Technically, there’s little to complain about. The merging of animation and live action is excellent, and the invisibility effects are fun (Disney had perfected the techniques used here in 1972’s comedy Now You See Him, Now You Don’t), but no amount of technical prowess can overcome the film’s many failings. Elliott literally disappears from the plot for much of the film, making way for often over-the-top turns from Rooney and Dale (Reddy gives the best and most restrained performance in the film – at least she can hold a tune), everything is played very loud and very broad and on occasion, Malcolm Marmorstein’s screenplay slips in a zinger that sounds utterly out of place, as when Terminus tells Pete that he has a potion that can “bring on puberty two years ahead of time.”

It’s a shame, as there was so much potential here. Disney have a good track record when it comes to dragons, from the eponymous beast in The Reluctant Dragon (1941), which also mixed live action and animation, through Maleficent in Sleeping Beauty (1959) to the glorious Vermithrax Pejorative in Dragonslayer (1981) and Elliott is certainly one of the more charming of his breed. But even he can’t do a great deal to save it. It’s by no means a terrible film, but it’s certainly not a great one either. It’s certainly no Mary Poppins (1964), which is what Disney were hoping for. It’s not really even a Bedknobs and Broomsticks (1971) if we’re being honest.

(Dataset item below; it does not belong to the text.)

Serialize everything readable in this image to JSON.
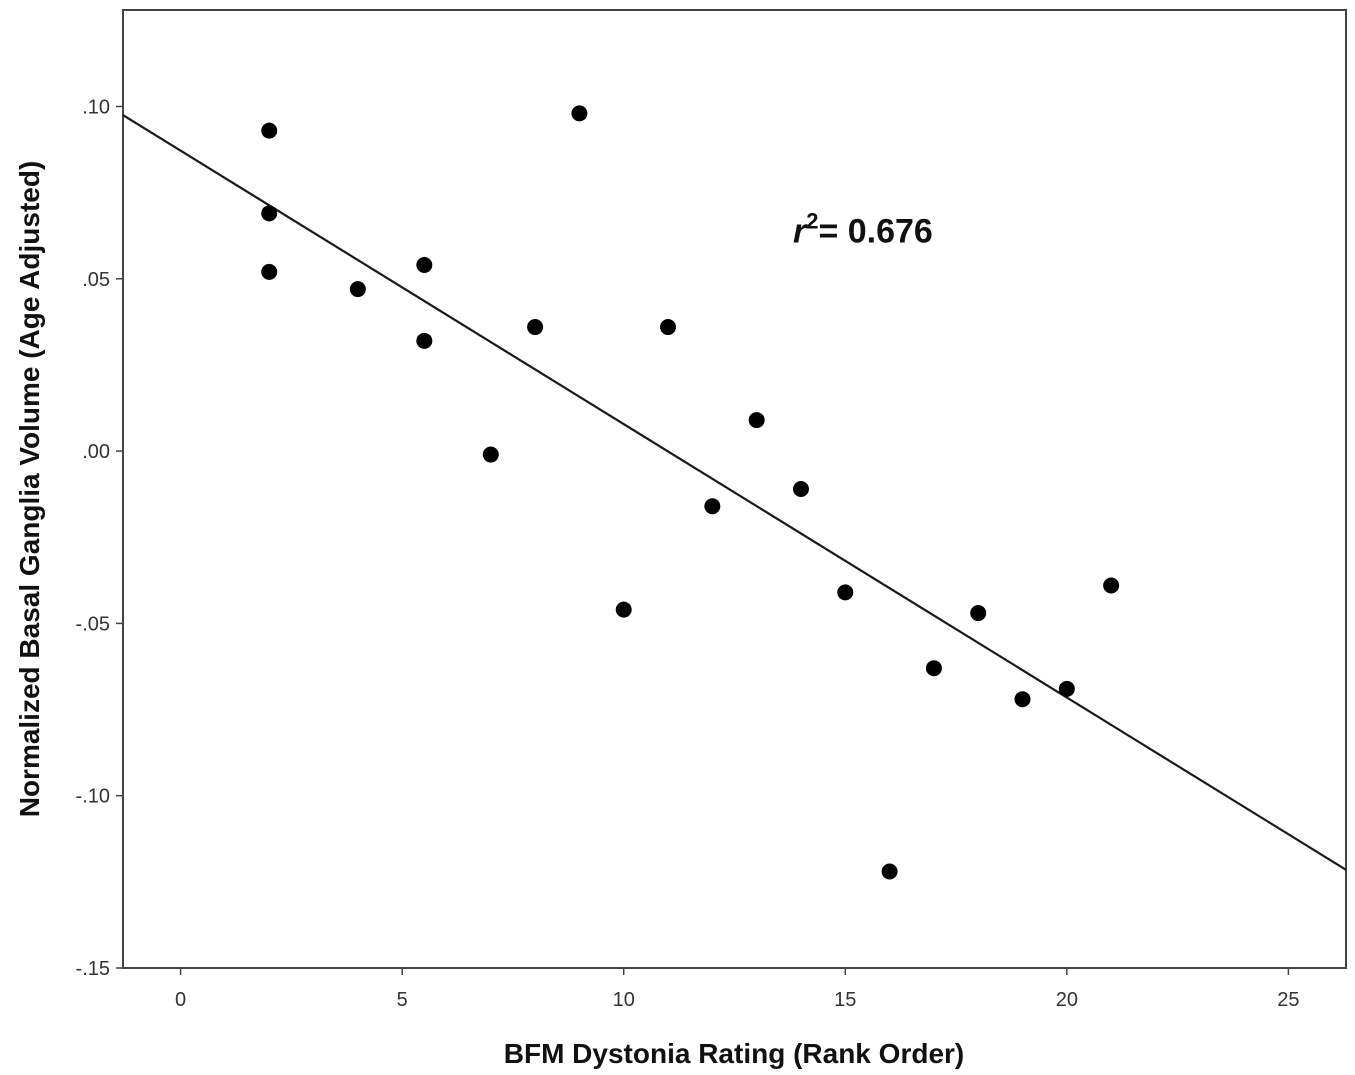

Disney’s expectations that it would match the performance of their earlier animation and live action hybrids weren’t met. It took $16.1 million in the States and Canada alone, more than making back its budget and a not insignificant figure, but it was far from what the company were expecting it to make. Part of the problem might have been that it opened in the States on 3 November 1977, the run up to Thanksgiving and Christmas holidays, a time previously dominated by Disney’s family friendly fare, but by 1977 they were facing a challenge from a young upstart that no-one had seen coming – Star Wars (1977) had opened in May of that year and kids across the world were perhaps expecting something a bit more from their cinematic entertainment than Jim Dale and Mickey Rooney doing pratfalls and dreary song and dance numbers that added nothing whatsoever to the story.

Disney only had one more animated feature, The Fox and the Hound (1981), to come before the management buy-out of 1984 that started the process of restoring the Animation Unit to its former glories. The Rescuers (1977) had been fun but the 1970s had been lean years for Disney animation, with really only The Many Adventures of Winnie the Pooh (1977), a compilation of short films, standing out. From 1984, things would start to change for the better.

In the bittersweet finale of Pete’s Dragon, a tearful Pete asks Elliott “I won’t see you again, will I?” though of course, after a fashion, he did. It’ll come as no surprise to read that Pete’s Dragon was remade in 2016 (despite all the reservations from someone at who it clearly wasn’t aimed, it retained enough fans to warrant a second go around). Directed by David Lowery, it comes in at a slightly more manageable 103 minutes, thanks in no small part to the wise decision to jettison most of those bloody songs.